Source: ISTE’s Dopey Dystopia : Stager-to-Go

I updated “Mindset Marketing, Behaviorism, and Deficit Ideology” with selections from “How (and Why) Ed-Tech Companies Are Tracking Students’ Feelings – Education Week” and “Are Students Benefiting From the Growth Mindset Model?”.

Overall, weak effects across both analyses indicate that mindset alone fails to facilitate significant shifts in student academic performance and in-school success. While mindsets, also referred to as implicit theories, may influence educational trajectories, there are likely other factors that are better at predicting student success, such as school and classroom characteristics.

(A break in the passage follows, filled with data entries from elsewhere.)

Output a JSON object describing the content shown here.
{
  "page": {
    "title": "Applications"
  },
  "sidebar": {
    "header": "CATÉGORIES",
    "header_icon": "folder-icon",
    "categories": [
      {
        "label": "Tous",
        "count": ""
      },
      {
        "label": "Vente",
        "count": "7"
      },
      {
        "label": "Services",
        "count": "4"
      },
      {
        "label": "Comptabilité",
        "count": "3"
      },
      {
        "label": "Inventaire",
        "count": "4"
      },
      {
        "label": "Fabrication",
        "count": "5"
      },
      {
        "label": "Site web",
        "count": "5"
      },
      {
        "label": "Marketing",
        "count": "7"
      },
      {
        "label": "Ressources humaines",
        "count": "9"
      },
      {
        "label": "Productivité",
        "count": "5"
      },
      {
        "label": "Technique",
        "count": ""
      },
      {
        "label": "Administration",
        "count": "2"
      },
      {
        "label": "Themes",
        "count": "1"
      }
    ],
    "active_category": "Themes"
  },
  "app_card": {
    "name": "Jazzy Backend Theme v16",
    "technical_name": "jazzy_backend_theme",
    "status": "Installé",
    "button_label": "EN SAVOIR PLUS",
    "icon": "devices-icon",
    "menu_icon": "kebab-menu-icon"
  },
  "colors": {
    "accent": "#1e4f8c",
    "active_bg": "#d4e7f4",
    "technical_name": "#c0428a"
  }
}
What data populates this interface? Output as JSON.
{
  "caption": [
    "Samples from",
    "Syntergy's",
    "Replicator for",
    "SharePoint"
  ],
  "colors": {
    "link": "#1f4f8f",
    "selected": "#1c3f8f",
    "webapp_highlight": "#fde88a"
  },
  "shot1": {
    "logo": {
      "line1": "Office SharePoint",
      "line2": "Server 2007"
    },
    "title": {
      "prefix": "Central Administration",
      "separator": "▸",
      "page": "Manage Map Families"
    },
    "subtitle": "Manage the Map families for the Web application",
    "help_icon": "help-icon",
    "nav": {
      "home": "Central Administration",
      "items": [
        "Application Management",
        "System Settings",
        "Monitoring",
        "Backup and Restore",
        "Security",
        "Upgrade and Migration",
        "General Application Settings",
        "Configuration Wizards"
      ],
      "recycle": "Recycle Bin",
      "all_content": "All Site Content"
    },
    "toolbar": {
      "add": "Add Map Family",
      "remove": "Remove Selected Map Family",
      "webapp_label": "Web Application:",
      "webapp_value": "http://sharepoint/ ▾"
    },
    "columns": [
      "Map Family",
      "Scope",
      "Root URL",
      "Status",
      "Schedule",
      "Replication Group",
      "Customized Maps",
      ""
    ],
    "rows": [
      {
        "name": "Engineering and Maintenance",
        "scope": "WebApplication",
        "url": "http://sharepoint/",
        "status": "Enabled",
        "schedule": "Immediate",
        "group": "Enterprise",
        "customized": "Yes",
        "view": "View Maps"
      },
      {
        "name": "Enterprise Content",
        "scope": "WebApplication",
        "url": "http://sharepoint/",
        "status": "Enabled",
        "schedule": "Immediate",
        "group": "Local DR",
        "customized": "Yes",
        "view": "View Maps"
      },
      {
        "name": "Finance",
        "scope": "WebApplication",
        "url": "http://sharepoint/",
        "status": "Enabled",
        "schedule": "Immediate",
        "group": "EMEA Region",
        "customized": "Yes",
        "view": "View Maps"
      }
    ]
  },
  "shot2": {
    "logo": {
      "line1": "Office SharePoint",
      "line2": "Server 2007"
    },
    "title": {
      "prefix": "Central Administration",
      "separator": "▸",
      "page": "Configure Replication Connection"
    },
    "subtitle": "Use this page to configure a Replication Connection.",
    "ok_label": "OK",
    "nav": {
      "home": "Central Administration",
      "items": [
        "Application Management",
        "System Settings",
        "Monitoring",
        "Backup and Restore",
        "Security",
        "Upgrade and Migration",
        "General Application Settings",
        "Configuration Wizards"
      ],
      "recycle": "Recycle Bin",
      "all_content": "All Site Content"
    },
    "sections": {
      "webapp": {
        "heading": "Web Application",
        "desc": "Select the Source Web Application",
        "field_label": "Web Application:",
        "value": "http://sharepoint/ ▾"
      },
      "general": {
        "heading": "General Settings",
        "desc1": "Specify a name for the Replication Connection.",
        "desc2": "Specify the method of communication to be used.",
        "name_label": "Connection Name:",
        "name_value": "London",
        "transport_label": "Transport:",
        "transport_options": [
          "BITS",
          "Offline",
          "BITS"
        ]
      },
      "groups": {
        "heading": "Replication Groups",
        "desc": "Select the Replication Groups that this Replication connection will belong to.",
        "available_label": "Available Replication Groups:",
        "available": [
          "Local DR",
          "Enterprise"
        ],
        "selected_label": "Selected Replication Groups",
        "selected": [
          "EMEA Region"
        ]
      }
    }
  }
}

Mindset interventions have gained traction in recent years because they’re intuitive and marketable. The idea that confidence facilitates success is accessible and, as a result, it is incorporated into many programs designed to support students. Unfortunately, programs advertised to promote a growth mindset in students are often poorly developed, ineffective, or lack empirical support.

The notion that a growth mindset is enough to inspire success in students is also problematic, in that it disregards powerful circumstantial features of students’ in-school experiences, such as nutrition, poverty, instructional quality, psychosocial stress, external pressures, abuse, etc. Although future research may serve to disentangle the components of certain growth mindset programs that are effective and help to eliminate pieces that are not, perhaps the abundant resources devoted to growth mindset program development and research would be more appropriately applied to other efforts to improve in-school instructional quality and social-emotional supports.

Source: Are Students Benefiting From the Growth Mindset Model?

“If you generate detailed information about students’ feelings, then it becomes possible to target them in sophisticated ways in order to nudge them to behave in ways that conform with a particular, idealized model of a ‘good student,'” Williamson said.

Government agencies and Silicon Valley companies deciding how students should be thinking and what they should be feeling-then collecting massive amounts of data and deploying invisible algorithms to enact that agenda-is something to be fought now, before the horse is all the way out of the barn.